Mother Earth News just had an artical about Litchi tomato's or Morelle de Balbis. A thorny cherry tasting fruit. It said that people make wine out of it. I figured I would try it. Instead of waiting years for a cherry tree to grow I figure I can grow enouph of these in a season to make some cherry testing wine. The only problem is I can't find a recipe. Does anyone have a recipe for Morelle de Balbis or Litchi Tomato's?


----------



## Hillbilly Bill (Dec 26, 2009)

Welcome to the forum, Rex. 
I am not familiar with tomato wine, but I did notice there are links to tomato wine threads at the bottom of this page. I followed some of them and it looks like mixed reviews are the norm. Maybe Allie or one of the others will jump in with a good recipe in a short.
If all else fails make a juice and mix with vodka and Worcestershire Sauce.


----------



## rex (Dec 26, 2009)

Hillbilly Bill said:


> Welcome to the forum, Rex.
> I am not familiar with tomato wine, but I did notice there are links to tomato wine threads at the bottom of this page. I followed some of them and it looks like mixed reviews are the norm. Maybe Allie or one of the others will jump in with a good recipe in a short.
> If all else fails make a juice and mix with vodka and Worcestershire Sauce.

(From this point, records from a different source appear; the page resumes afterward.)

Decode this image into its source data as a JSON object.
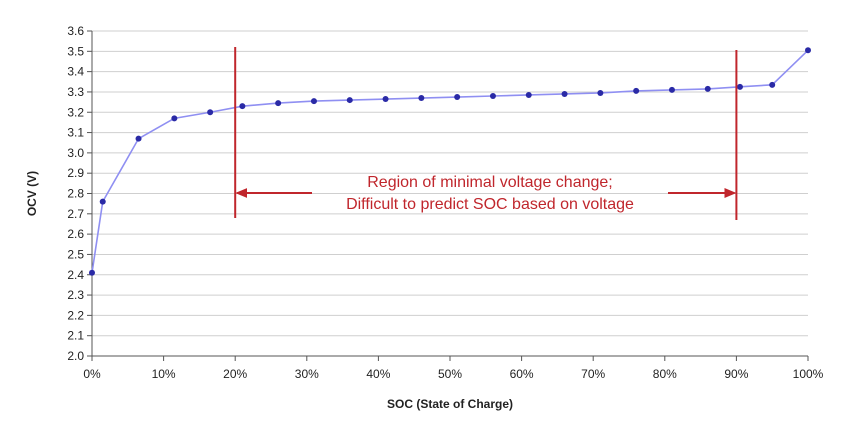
{
  "chart_data": {
    "type": "line",
    "title": "",
    "xlabel": "SOC (State of Charge)",
    "ylabel": "OCV (V)",
    "xlim": [
      0,
      100
    ],
    "ylim": [
      2.0,
      3.6
    ],
    "x_ticks": [
      "0%",
      "10%",
      "20%",
      "30%",
      "40%",
      "50%",
      "60%",
      "70%",
      "80%",
      "90%",
      "100%"
    ],
    "y_ticks": [
      "2.0",
      "2.1",
      "2.2",
      "2.3",
      "2.4",
      "2.5",
      "2.6",
      "2.7",
      "2.8",
      "2.9",
      "3.0",
      "3.1",
      "3.2",
      "3.3",
      "3.4",
      "3.5",
      "3.6"
    ],
    "grid": "horizontal",
    "line_color": "#8f8ff2",
    "marker_color": "#2a2aa6",
    "annotation_color": "#c0262c",
    "series": [
      {
        "x": [
          0,
          1.5,
          6.5,
          11.5,
          16.5,
          21,
          26,
          31,
          36,
          41,
          46,
          51,
          56,
          61,
          66,
          71,
          76,
          81,
          86,
          90.5,
          95,
          100
        ],
        "y": [
          2.41,
          2.76,
          3.07,
          3.17,
          3.2,
          3.23,
          3.245,
          3.255,
          3.26,
          3.265,
          3.27,
          3.275,
          3.28,
          3.285,
          3.29,
          3.295,
          3.305,
          3.31,
          3.315,
          3.325,
          3.335,
          3.505
        ]
      }
    ],
    "annotation": {
      "lines": [
        "Region of minimal voltage change;",
        "Difficult to predict SOC based on voltage"
      ],
      "region_start": 20,
      "region_end": 90
    }
  }
}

Thanks for the welcome hillbilly. I have tomato wine recipes but the problem with them is that Morelle de Balbis isin't a tomato. It does look like a cherry tomato thus the nick name litchi tomato. 

tried to post the link to mother earth news but the site will not let me, google litchi tomato wine and it will be the first one that pops up.


----------



## Hillbilly Bill (Dec 26, 2009)

rex said:


> Thanks for the welcome hillbilly. I have tomato wine recipes but the problem with them is that Morelle de Balbis isin't a tomato. It does look like a cherry tomato thus the nick name litchi tomato.
> 
> tried to post the link to mother earth news but the site will not let me, google litchi tomato wine and it will be the first one that pops up.


 
Oops! 

Sorry about that, Rex.
Bill


----------



## Wade E (Dec 26, 2009)

Never heard of one myself either, sorry. But glad to have you here.


----------